Menancapkan Impian menjadi Kenyataan


dulu ketika saya masih kecil. mungkin diri saya tidak memiliki cita cita yang tinggi dan besar.

 

ya. orang tua saya menganggap saya bodoh dan tidak diperhitungkan untuk mewujudkan sebuah cita cita yang harus direalisasikan di masa dewasaku.

saya termasuk kriteria anak bandel sampai menendang pak guru ketika masih sekolah dasar dulu.

tentu ini suatu sikap yang tidak terpuji dan tidak sopan terhadap yang lebih tua.

Rekomendasi : Sebagian Impian di 2015 Kedepan dan Evaluasi Diri

saya sudah sejak kecil oleh orang tua di ketahui memiliki kekurangan dalam pendengaran.

hingga berapa banyak dan berapa kali saya hingga berobat unuk sekedar penyembuhan agar telinga bisa normal bagaimana seperti layaknya manusia normal pada umumnya.

ketika dulu temanku saat kelas ditanya apa cita citanya?

jadi jendral pak

dan saya sendiri derambingung apa cita cita kedepan.

saya cuma bercerita apa adanya.

cita citaku menjadi polis.

waktu berjalan lama dan lama banyak cerita motivasi baik dari buku maupun cerita dari bapak dan ibu guru.

semakin kedepan cita cita untuk meraih impian semakin besar dan jelas.

maka sejak saat itu saya banyak menuliskan impian dan ide ide besar yang memang harus ditargetkan dan bisa menjadi nyata.

impian untuk bisa menjadi seorang penulis profesional, serang blogger ahli di bidangnya, bisa menguasai banyak bahasa dengan kekurangan yang ada.

tidak ada yang tidak mungkin bahwa impian yang aku camkan akan bisa ditaklukkan.

impian untuk bisa memiliki perpustakaan raksasa di seantero indonesia, mikroskop pribadi, teleskop pribadi, taman buah yang besar juga masuk dari impian kala itu.

menabung uang emas atau dinar adalah sudah aku azzamkan ketika SMA bahwa kelak saya harus memiliki dan untuk masa depan saya, istri dan anak anak ku kelak.

memiliki sebuah kantor khusus untuk ngeblog adalah juga bagian perencanaan jangka panjag yang harus dan terus aku impi impikan sedari sekarang.

bisa keliling dunia bersama keluarga besar adalah juga sudah saya tulis.

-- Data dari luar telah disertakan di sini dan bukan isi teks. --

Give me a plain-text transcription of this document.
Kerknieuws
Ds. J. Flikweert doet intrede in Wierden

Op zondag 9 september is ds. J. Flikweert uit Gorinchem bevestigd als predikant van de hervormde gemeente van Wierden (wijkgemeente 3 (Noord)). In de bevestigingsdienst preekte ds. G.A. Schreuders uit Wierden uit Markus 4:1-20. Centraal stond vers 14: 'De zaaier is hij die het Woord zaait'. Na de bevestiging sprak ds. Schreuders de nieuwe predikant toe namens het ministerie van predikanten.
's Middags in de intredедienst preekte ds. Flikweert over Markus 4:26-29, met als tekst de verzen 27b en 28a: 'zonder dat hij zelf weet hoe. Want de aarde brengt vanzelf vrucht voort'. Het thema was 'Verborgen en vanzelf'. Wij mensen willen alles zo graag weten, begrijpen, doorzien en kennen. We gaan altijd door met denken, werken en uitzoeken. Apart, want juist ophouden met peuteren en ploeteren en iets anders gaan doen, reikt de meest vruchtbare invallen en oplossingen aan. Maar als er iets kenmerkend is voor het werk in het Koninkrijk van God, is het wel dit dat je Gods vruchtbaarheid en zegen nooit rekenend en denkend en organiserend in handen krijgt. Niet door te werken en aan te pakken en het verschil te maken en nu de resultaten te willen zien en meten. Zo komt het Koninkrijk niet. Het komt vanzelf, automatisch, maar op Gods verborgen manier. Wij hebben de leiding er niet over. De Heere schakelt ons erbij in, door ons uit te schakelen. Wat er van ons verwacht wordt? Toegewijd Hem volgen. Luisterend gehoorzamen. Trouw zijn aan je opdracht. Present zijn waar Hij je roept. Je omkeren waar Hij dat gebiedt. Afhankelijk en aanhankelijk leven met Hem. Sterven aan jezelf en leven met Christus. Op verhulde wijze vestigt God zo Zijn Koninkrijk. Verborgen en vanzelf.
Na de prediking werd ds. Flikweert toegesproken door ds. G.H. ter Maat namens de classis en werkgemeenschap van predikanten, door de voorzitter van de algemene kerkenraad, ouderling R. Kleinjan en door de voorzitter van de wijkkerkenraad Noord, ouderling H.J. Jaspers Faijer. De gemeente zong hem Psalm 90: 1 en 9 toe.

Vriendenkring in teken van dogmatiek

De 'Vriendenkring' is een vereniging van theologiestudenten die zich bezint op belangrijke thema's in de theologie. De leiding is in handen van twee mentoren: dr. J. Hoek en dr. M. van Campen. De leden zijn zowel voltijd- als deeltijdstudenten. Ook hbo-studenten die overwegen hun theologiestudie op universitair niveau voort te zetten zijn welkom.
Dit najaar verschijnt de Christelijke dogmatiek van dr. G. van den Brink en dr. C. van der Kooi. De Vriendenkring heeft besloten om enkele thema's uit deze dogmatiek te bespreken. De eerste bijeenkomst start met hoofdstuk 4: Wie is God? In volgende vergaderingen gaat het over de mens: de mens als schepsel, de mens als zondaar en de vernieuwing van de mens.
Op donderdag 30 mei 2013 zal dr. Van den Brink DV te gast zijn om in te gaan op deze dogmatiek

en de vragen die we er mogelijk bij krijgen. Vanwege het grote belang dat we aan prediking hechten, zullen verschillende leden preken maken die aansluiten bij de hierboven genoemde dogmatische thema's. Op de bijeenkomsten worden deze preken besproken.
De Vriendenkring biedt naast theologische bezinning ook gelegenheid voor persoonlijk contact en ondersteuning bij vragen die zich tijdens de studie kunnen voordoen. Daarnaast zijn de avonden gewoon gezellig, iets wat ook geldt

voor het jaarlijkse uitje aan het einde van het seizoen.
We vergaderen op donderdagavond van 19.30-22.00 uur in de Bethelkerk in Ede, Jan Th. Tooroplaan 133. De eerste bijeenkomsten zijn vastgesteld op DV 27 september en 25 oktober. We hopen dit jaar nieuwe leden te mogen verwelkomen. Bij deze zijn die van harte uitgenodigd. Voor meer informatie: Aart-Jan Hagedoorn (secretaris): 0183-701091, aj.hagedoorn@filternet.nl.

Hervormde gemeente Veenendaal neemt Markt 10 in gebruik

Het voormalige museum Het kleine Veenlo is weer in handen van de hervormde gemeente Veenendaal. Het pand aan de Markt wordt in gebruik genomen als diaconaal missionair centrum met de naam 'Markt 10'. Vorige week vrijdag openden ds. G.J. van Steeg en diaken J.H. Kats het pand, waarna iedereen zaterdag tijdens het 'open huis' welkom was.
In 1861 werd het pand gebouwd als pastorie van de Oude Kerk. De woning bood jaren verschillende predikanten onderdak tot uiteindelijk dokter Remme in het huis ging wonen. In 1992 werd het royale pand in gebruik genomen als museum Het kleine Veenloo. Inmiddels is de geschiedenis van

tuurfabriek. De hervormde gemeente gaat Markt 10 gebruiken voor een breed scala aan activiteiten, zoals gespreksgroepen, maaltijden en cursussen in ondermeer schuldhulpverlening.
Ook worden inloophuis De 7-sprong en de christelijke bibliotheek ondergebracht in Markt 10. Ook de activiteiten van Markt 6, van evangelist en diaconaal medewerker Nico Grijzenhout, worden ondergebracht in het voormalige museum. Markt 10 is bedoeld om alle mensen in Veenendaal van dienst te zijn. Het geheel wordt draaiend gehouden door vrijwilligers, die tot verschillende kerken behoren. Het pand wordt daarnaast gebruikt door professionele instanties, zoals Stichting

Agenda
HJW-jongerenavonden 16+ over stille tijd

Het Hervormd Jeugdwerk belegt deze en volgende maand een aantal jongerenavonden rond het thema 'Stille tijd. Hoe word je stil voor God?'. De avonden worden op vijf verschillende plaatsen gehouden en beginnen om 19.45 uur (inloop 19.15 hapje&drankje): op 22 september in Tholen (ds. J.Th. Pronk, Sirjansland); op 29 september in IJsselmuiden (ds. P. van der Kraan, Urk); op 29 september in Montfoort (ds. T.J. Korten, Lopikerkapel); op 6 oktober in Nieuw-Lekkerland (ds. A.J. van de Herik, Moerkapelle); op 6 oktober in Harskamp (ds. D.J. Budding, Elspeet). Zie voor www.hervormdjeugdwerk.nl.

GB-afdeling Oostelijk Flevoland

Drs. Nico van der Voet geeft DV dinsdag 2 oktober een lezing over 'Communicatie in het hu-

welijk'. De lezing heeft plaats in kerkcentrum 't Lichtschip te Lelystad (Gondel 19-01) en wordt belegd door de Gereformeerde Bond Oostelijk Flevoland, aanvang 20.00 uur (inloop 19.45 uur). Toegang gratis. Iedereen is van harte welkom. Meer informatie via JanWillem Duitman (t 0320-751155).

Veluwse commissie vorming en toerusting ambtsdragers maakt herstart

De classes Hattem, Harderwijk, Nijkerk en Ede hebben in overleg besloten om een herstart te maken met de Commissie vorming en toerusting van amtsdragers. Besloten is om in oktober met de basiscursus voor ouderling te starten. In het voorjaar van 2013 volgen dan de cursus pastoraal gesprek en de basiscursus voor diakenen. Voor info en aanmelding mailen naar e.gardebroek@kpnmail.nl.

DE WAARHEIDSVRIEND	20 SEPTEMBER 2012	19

negara mana saja yang ingin dikunjungi juga sudah ditulis dalam blog beberapa bulan yang lalu.

hingga hendak memiliki kebun sawit di kalimantan kata bapak saya ketika itu

bisa menjadi orang yang multitalenta dalam berbagai bidang  juga merupakan impian yang harus benar benar diwujudkan sebagaimana seorang pembesar daulah islam masa lalu juga ahli dalam beberapa bidang masing masing.

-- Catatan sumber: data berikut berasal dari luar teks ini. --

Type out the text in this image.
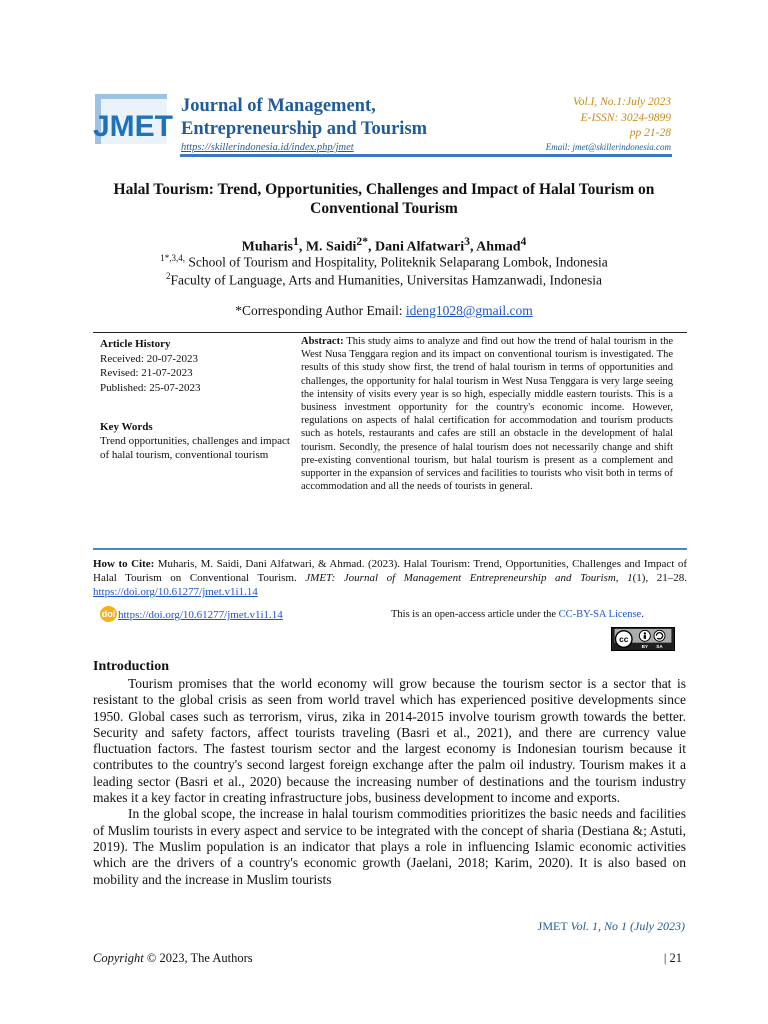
JMET
Journal of Management,
Entrepreneurship and Tourism
https://skillerindonesia.id/index.php/jmet
Vol.I, No.1:July 2023
E-ISSN: 3024-9899
pp 21-28
Email: jmet@skillerindonesia.com
Halal Tourism: Trend, Opportunities, Challenges and Impact of Halal Tourism on Conventional Tourism
Muharis$^1$, M. Saidi$^{2*}$, Dani Alfatwari$^3$, Ahmad$^4$
$^{1*,3,4,}$ School of Tourism and Hospitality, Politeknik Selaparang Lombok, Indonesia
$^2$Faculty of Language, Arts and Humanities, Universitas Hamzanwadi, Indonesia
*Corresponding Author Email: ideng1028@gmail.com
Article History
Received: 20-07-2023
Revised: 21-07-2023
Published: 25-07-2023
Key Words
Trend opportunities, challenges and impact of halal tourism, conventional tourism
Abstract: This study aims to analyze and find out how the trend of halal tourism in the West Nusa Tenggara region and its impact on conventional tourism is investigated. The results of this study show first, the trend of halal tourism in terms of opportunities and challenges, the opportunity for halal tourism in West Nusa Tenggara is very large seeing the intensity of visits every year is so high, especially middle eastern tourists. This is a business investment opportunity for the country's economic income. However, regulations on aspects of halal certification for accommodation and tourism products such as hotels, restaurants and cafes are still an obstacle in the development of halal tourism. Secondly, the presence of halal tourism does not necessarily change and shift pre-existing conventional tourism, but halal tourism is present as a complement and supporter in the expansion of services and facilities to tourists who visit both in terms of accommodation and all the needs of tourists in general.
How to Cite: Muharis, M. Saidi, Dani Alfatwari, & Ahmad. (2023). Halal Tourism: Trend, Opportunities, Challenges and Impact of Halal Tourism on Conventional Tourism. JMET: Journal of Management Entrepreneurship and Tourism, 1(1), 21–28. https://doi.org/10.61277/jmet.v1i1.14
doi https://doi.org/10.61277/jmet.v1i1.14	This is an open-access article under the CC-BY-SA License.
cc
BY SA
Introduction

Tourism promises that the world economy will grow because the tourism sector is a sector that is resistant to the global crisis as seen from world travel which has experienced positive developments since 1950. Global cases such as terrorism, virus, zika in 2014-2015 involve tourism growth towards the better. Security and safety factors, affect tourists traveling (Basri et al., 2021), and there are currency value fluctuation factors. The fastest tourism sector and the largest economy is Indonesian tourism because it contributes to the country's second largest foreign exchange after the palm oil industry. Tourism makes it a leading sector (Basri et al., 2020) because the increasing number of destinations and the tourism industry makes it a key factor in creating infrastructure jobs, business development to income and exports.

In the global scope, the increase in halal tourism commodities prioritizes the basic needs and facilities of Muslim tourists in every aspect and service to be integrated with the concept of sharia (Destiana &; Astuti, 2019). The Muslim population is an indicator that plays a role in influencing Islamic economic activities which are the drivers of a country's economic growth (Jaelani, 2018; Karim, 2020). It is also based on mobility and the increase in Muslim tourists

JMET Vol. 1, No 1 (July 2023)
Copyright © 2023, The Authors	| 21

untuk meraih cita cita dan impian yang dibilang sampah oleh orang tua dan masyarakat sekitar kita.

kita harus benar benar berani mewujudkan itu. bahwa diriku bisa .

jangan takut untuk bermimpi besar.

karena mimpi kecil bila berani untuk memwujudkan dengan sungguh sungguh suatu saat akan ada titik terang.

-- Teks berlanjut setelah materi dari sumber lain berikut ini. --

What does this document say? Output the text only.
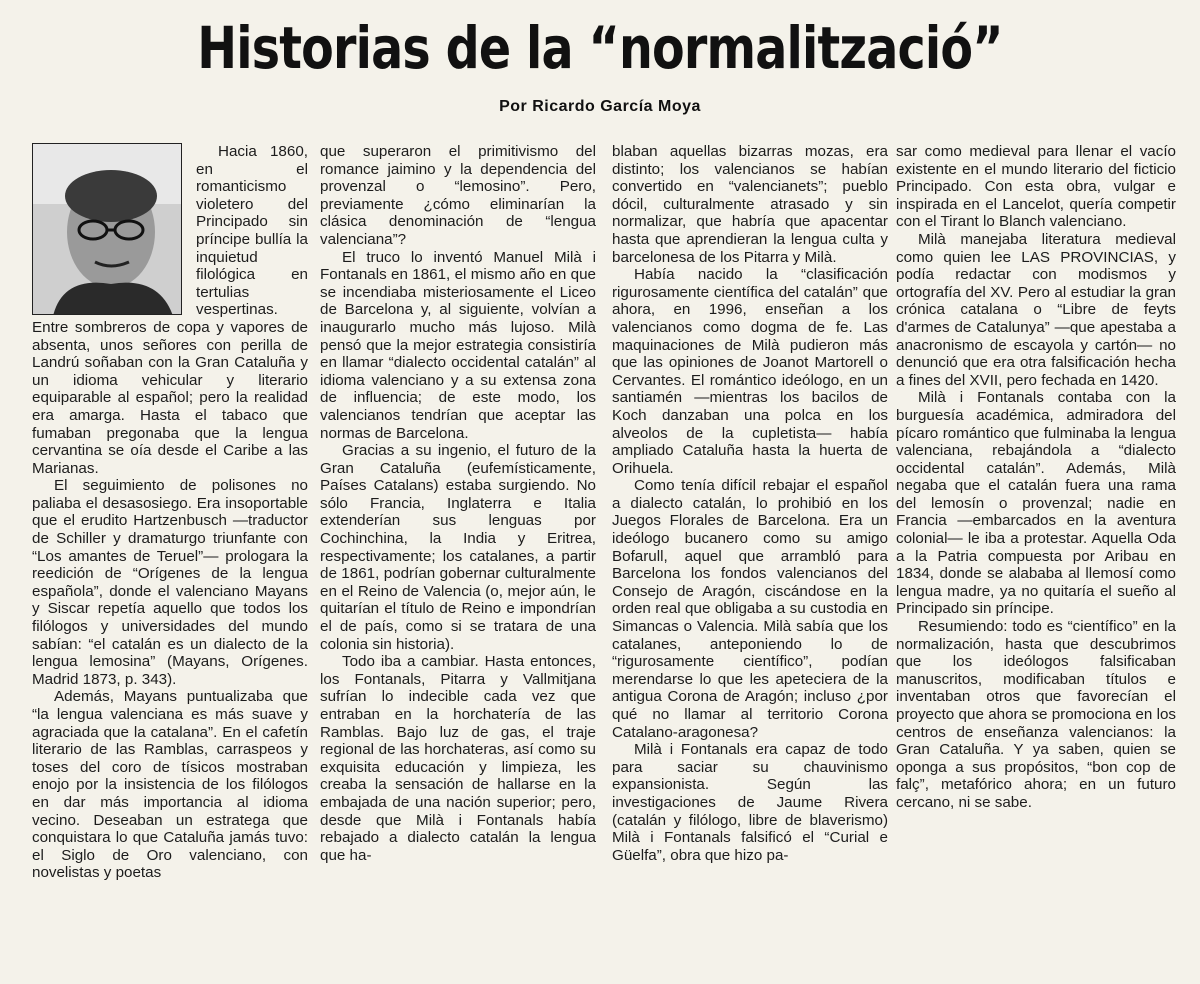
Historias de la “normalització”
Por Ricardo García Moya

Hacia 1860, en el romanticismo violetero del Principado sin príncipe bullía la inquietud filológica en tertulias vespertinas. Entre sombreros de copa y vapores de absenta, unos señores con perilla de Landrú soñaban con la Gran Cataluña y un idioma vehicular y literario equiparable al español; pero la realidad era amarga. Hasta el tabaco que fumaban pregonaba que la lengua cervantina se oía desde el Caribe a las Marianas.

El seguimiento de polisones no paliaba el desasosiego. Era insoportable que el erudito Hartzenbusch —traductor de Schiller y dramaturgo triunfante con “Los amantes de Teruel”— prologara la reedición de “Orígenes de la lengua española”, donde el valenciano Mayans y Siscar repetía aquello que todos los filólogos y universidades del mundo sabían: “el catalán es un dialecto de la lengua lemosina” (Mayans, Orígenes. Madrid 1873, p. 343).

Además, Mayans puntualizaba que “la lengua valenciana es más suave y agraciada que la catalana”. En el cafetín literario de las Ramblas, carraspeos y toses del coro de tísicos mostraban enojo por la insistencia de los filólogos en dar más importancia al idioma vecino. Deseaban un estratega que conquistara lo que Cataluña jamás tuvo: el Siglo de Oro valenciano, con novelistas y poetas

que superaron el primitivismo del romance jaimino y la dependencia del provenzal o “lemosino”. Pero, previamente ¿cómo eliminarían la clásica denominación de “lengua valenciana”?

El truco lo inventó Manuel Milà i Fontanals en 1861, el mismo año en que se incendiaba misteriosamente el Liceo de Barcelona y, al siguiente, volvían a inaugurarlo mucho más lujoso. Milà pensó que la mejor estrategia consistiría en llamar “dialecto occidental catalán” al idioma valenciano y a su extensa zona de influencia; de este modo, los valencianos tendrían que aceptar las normas de Barcelona.

Gracias a su ingenio, el futuro de la Gran Cataluña (eufemísticamente, Países Catalans) estaba surgiendo. No sólo Francia, Inglaterra e Italia extenderían sus lenguas por Cochinchina, la India y Eritrea, respectivamente; los catalanes, a partir de 1861, podrían gobernar culturalmente en el Reino de Valencia (o, mejor aún, le quitarían el título de Reino e impondrían el de país, como si se tratara de una colonia sin historia).

Todo iba a cambiar. Hasta entonces, los Fontanals, Pitarra y Vallmitjana sufrían lo indecible cada vez que entraban en la horchatería de las Ramblas. Bajo luz de gas, el traje regional de las horchateras, así como su exquisita educación y limpieza, les creaba la sensación de hallarse en la embajada de una nación superior; pero, desde que Milà i Fontanals había rebajado a dialecto catalán la lengua que ha-

blaban aquellas bizarras mozas, era distinto; los valencianos se habían convertido en “valencianets”; pueblo dócil, culturalmente atrasado y sin normalizar, que habría que apacentar hasta que aprendieran la lengua culta y barcelonesa de los Pitarra y Milà.

Había nacido la “clasificación rigurosamente científica del catalán” que ahora, en 1996, enseñan a los valencianos como dogma de fe. Las maquinaciones de Milà pudieron más que las opiniones de Joanot Martorell o Cervantes. El romántico ideólogo, en un santiamén —mientras los bacilos de Koch danzaban una polca en los alveolos de la cupletista— había ampliado Cataluña hasta la huerta de Orihuela.

Como tenía difícil rebajar el español a dialecto catalán, lo prohibió en los Juegos Florales de Barcelona. Era un ideólogo bucanero como su amigo Bofarull, aquel que arrambló para Barcelona los fondos valencianos del Consejo de Aragón, ciscándose en la orden real que obligaba a su custodia en Simancas o Valencia. Milà sabía que los catalanes, anteponiendo lo de “rigurosamente científico”, podían merendarse lo que les apeteciera de la antigua Corona de Aragón; incluso ¿por qué no llamar al territorio Corona Catalano-aragonesa?

Milà i Fontanals era capaz de todo para saciar su chauvinismo expansionista. Según las investigaciones de Jaume Rivera (catalán y filólogo, libre de blaverismo) Milà i Fontanals falsificó el “Curial e Güelfa”, obra que hizo pa-

sar como medieval para llenar el vacío existente en el mundo literario del ficticio Principado. Con esta obra, vulgar e inspirada en el Lancelot, quería competir con el Tirant lo Blanch valenciano.

Milà manejaba literatura medieval como quien lee LAS PROVINCIAS, y podía redactar con modismos y ortografía del XV. Pero al estudiar la gran crónica catalana o “Libre de feyts d'armes de Catalunya” —que apestaba a anacronismo de escayola y cartón— no denunció que era otra falsificación hecha a fines del XVII, pero fechada en 1420.

Milà i Fontanals contaba con la burguesía académica, admiradora del pícaro romántico que fulminaba la lengua valenciana, rebajándola a “dialecto occidental catalán”. Además, Milà negaba que el catalán fuera una rama del lemosín o provenzal; nadie en Francia —embarcados en la aventura colonial— le iba a protestar. Aquella Oda a la Patria compuesta por Aribau en 1834, donde se alababa al llemosí como lengua madre, ya no quitaría el sueño al Principado sin príncipe.

Resumiendo: todo es “científico” en la normalización, hasta que descubrimos que los ideólogos falsificaban manuscritos, modificaban títulos e inventaban otros que favorecían el proyecto que ahora se promociona en los centros de enseñanza valencianos: la Gran Cataluña. Y ya saben, quien se oponga a sus propósitos, “bon cop de falç”, metafórico ahora; en un futuro cercano, ni se sabe.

mewujudkan hal seperti itu tidak harus bersantai santai, berleha leha. ada banyak titik perjuangan yang ditorehkan hingga menghabiskan banyak tenaga, pikiran, dan menuntut kesabaran dan keiklasan yang begitu besar.

ada kalanya mimpi yang kita wujudkan akan menemui titik cobaan dari banyak orang orang yang tidak begitu suka dengan impian yang hendak kita lakukan.

pasti aka menemui banyak cibiran demi cibiran kritik yang pedas yang bersifat menjatuhkan daripada membangun.

emosi kita benar benar tersulut.

semoga banyak impian impian kecil dariku yang akan bisa merubah dunia.

seperti kata bung karno

berilah saya 1000 orang tua niscaya akan saya cabut semeru hingga akar akarnya, beri saya 10 orang pemuda maka aku akan kuguncang dunia.

Rekomendasi : Sejak Kapan Mukhofas Menulis?

mari dan ayo kita tancapkan impian besar sebanyak banyak untuk menjadi revolusi perubahan dunia yang lebih baik.

dan kita tetap belajar dari masa lalu dan pengalaman orang lain untuk kemajuan kita yang lebih baik.